蝦蟇の穂

@R2310

 あぁ宵々。

 一匹の蛙がぬかるんだ溝を這って逃げ行く。茶トラがその後を執拗に追いかけ手を突っ込み、おいでおいでと手を振る。見事なほど大振りのアマガエルである。喰わんとする茶トラの目、輝けり。なかなかに旨そうな蛙である。蛙はぶよぶよとした体を一段と狭くなった穴にねじ込んで逃げた。猫はあきらめてその場所で座った。しっぽを揺らし、煌々とした諸目を帰る穴へ一心に向けていた。

 

 見たまえ、何か向こうからやって来る。豆粒ほどの大きさがどんどん大きくなり、それは女であることが分かった。赤い蛇の目傘を差した妙齢の女である。たっぷりと出した小豆色の半襟、白い牡丹を全面にあしらった着物を年の割には妙な尊厳をもって着こなしていたのである。

 茶トラは女の気配に気が付いて顔を向けた。女との距離は一丈ほどである。猫は毛を逆立て、雷雨のように荒い威嚇の声を上げた。半歩下がり、乳白色の牙に武器としての信頼を寄せ、くわりと口を開けた。女は前のめりに差していた蛇の目傘を後ろに引いた。青白い肌をした美しい女である。黒く濡れた目と髪が赤い唇を魅力的にさせた。女は微笑み、猫がする威嚇の真似をした。すると茶トラは鬼を見たような顔つきで一目散に逃げていった。

 女は傘を持ち直して、妖々ようようと歩いて行った。下駄がからんころんと地を鳴らす。


 都会から外れたこの村にはそれこそ田んぼやらは少ないが、街灯は少なく、娯楽も少ない辺鄙へんぴで不気味な場所であった。頭巾姿の前歯しかないような老婆が、黒豆のような目でじっと見つめてくるような、そんな場所。

 そんな場所を若い女一人で歩けば何かが起こるもので、女が一本道に入ると、首のもげた男が立っていた。男は女をじろじろと見ていたが、女は気にすることもなく目の前を通り過ぎる。男は未練がましく、小さくなって見えなくなるまでその背を見つめていた。

 そこからあと一寸歩けば周囲と断絶したように建っている屋敷が見える。庭には鬱蒼とした草本と枯れた木立が共存し、目立つところに誰かが掘り返した穴にただ水を張ったような池があった。あまり良い出来ではないその池が一等大事にされているように見えた。

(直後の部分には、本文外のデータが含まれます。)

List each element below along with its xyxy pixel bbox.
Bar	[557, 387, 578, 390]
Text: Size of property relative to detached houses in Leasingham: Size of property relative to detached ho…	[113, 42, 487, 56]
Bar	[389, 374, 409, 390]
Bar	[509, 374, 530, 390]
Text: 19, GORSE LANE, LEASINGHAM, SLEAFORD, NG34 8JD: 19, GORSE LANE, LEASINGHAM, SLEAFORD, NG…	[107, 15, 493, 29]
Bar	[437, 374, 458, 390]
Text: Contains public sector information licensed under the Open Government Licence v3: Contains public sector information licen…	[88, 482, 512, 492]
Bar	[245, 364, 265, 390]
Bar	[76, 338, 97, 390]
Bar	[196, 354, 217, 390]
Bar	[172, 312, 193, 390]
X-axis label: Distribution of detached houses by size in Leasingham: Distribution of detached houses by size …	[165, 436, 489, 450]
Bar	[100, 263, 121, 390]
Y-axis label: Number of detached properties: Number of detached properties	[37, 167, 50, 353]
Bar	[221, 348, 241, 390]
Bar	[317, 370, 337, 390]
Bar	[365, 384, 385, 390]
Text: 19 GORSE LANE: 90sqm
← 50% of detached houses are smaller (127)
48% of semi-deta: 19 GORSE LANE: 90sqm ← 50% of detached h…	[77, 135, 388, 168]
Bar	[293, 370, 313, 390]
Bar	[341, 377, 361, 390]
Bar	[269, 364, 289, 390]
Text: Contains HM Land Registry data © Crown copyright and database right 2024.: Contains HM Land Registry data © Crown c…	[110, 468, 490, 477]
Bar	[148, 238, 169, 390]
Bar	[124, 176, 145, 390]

 女は傘をさしたまま門をくぐり、変に湾曲した石畳を歩いていく。苔がまとわりついたそれは大層歩きにくいだろうに、女の足は羽のように軽やかである。色ガラスとすりガラスを組み合わせた装いの引き戸を開ければ、室内のぬっとした空気が抜け出ていく。

 履き物を脱ぐと一層足首の細さが際立った。ニスでつやつやとした廊下は三歩目で悲鳴を上げた。廊下は二股に分かれ、右手は庭に面した和室がそれぞれ押し入れを擁して二部屋横並びになっている。左手、一寸歩けば炊事場、通り過ぎれば和室の向こう側、居間につながる。それぞれの部屋が大きく割り当てられ、二部屋でこの村の標準的な家とそう変わらないのであった。

 女は右手を歩く。鍵付きのガラス戸は開け放ったままで、庭の様子がよく見えた。居間側の和室、雪見障子の戸を開く。漆塗りの鏡台がぽつんと、部屋の広さと比べても異存ない存在感はあれど、寂しいと鏡面が訴えかけてくるような、何とも言えぬ不可思議さである。

 女は鏡を覗き込む。首のない男が隅のほうで映り込んだ。

 女は悪戯っ子のようにぐにゃりと笑って振り返る。

 途端、男の胸元が膨れ上がり、肋骨が耐え切れぬと皮膚を裂いて飛び出す。肥大化した肺がぷるぷる震えて、そして割れた。ぱぁんと間抜けな音を立てて四方八方に臓物が飛び散った。

 どうもあの男、肉体は持っていなかったようで、血のにおいも、飛び散ったはずの臓物は跡形もなく消えていた。

 女は小首をかしげ、「悲惨飛散なぁ」とケケケと笑った。